Vê-se, pois, que com a ratificação, e por conseqüência a
incorporação ao ordenamento jurídico nacional, do Pacto Internacional dos
Direitos Civis e Políticos e da Convenção Americana sobre Direitos Humanos, o
princípio do nemo tenetur se detegere, em virtude do
artigo 5º, § 2º, da CF, possui o status de direito fundamental, vale dizer, possui a mais alta patente que
uma norma pode ter, isto é, a de um princípio-garantia de hierarquia
constitucional.[4]
O
que se quer frisar até aqui, é que o direito ao silêncio ou permanecer calado —
uma das maiores garantias do devido processo legal, cláusula constitucional
(art. 5.°, LXIII, 1 parte) — ultrapassa os limites de sua própria redação, ou
melhor, como reconhece a doutrina, deve ser interpretado como sendo o direito
de não produzir prova contra si mesmo.
Por
isso, não é razoável exigir-se a cooperação do acusado para obtenção de
quaisquer provas incriminadoras (invasiva ou não). Inclusive, no Brasil, o STF
tem proclamado a inadmissibilidade de compeli-lo a fornecer material gráfico[5], participar de
reprodução simulada dos fatos[6] e também a fornecer
os padrões vocais necessários a subsidiar prova pericial de confronto de voz em
gravação de escuta telefônica[7]. Inclusive, não está
obrigado a fornecer materiais para a realização de exames periciais que exigem
intervenções corporais (exame de sangue, teste de alcoolemia, de DNA) e ao
fornecimento de material escrito para realização de exame grafotécnico.
Por
fim, sufragamos do entendimento de que o direito ao silêncio (i) estende-se aos
indiciados ou acusados, até mesmo aqueles que em razão de suas declarações se
coloque em risco de suportarem um processo criminal, como vítimas e
testemunhas; (ii) incide em feitos de natureza penal ou extrapenal (processos
administrativos, sindicâncias, ou qualquer outra forma de procedimento que possa
redundar em punições disciplinares); (iii) e abrange tanto o comportamento
passivo como ativo, impedindo que o Estado-Leviatã obtenha provas invasivas.

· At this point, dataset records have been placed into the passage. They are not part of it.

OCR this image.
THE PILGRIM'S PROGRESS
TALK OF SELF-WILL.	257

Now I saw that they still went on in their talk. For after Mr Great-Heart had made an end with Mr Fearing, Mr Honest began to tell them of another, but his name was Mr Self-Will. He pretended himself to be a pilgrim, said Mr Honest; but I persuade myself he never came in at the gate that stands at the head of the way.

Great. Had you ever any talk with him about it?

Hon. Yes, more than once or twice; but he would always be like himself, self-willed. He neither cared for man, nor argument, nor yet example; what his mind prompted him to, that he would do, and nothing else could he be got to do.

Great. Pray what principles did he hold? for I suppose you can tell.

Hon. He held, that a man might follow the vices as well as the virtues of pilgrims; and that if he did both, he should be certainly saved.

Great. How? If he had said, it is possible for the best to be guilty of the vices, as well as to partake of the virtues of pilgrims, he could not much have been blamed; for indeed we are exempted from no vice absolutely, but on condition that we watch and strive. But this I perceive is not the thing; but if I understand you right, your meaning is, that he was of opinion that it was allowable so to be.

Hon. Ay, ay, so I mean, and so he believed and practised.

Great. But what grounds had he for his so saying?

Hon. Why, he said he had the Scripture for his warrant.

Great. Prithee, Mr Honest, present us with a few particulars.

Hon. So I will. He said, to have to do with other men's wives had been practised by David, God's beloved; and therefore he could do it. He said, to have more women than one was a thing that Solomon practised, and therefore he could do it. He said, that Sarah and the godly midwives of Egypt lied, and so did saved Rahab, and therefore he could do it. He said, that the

[1] Que é o selo que garante o enfoque
do interrogatório como meio de defesa e que assegura a liberdade de consciência
do acusado. (GRINOVER, Ada Pellegrini; FERNANDES, Antônio
Scarance; GOMES FILHO, Antônio Magalhães. As
nulidades no processo penal. 9. ed. rev., atual. e ampl. – São Paulo:
Editora Revista dos Tribunais).
[2]
QUEIJO, Maria Elizabeth. O direito de não
produzir prova contra si mesmo – o princípio Nemo tenetur se detegere e suas
decorrências no processo penal. Editora Saraiva, 2003, p. 04.
[3] QUEIJO,
Maria Elizabeth. O direito de não
produzir prova contra si mesmo – o princípio Nemo tenetur se detegere e suas
decorrências no processo penal. Editora Saraiva, 2003, p. 69.
[4]
QUEIJO, Maria Elizabeth. O direito de não
produzir prova contra si mesmo – o princípio Nemo tenetur se detegere e suas
decorrências no processo penal. Editora Saraiva, 2003, p. 80.
[6] HC
69.026-DF, rel. Celso de Mello, DJU 4.09.92, RTJ 142/855.
[7] HC
83.096-RJ, rel. Ellen Gracie, Informativo STF n.° 330.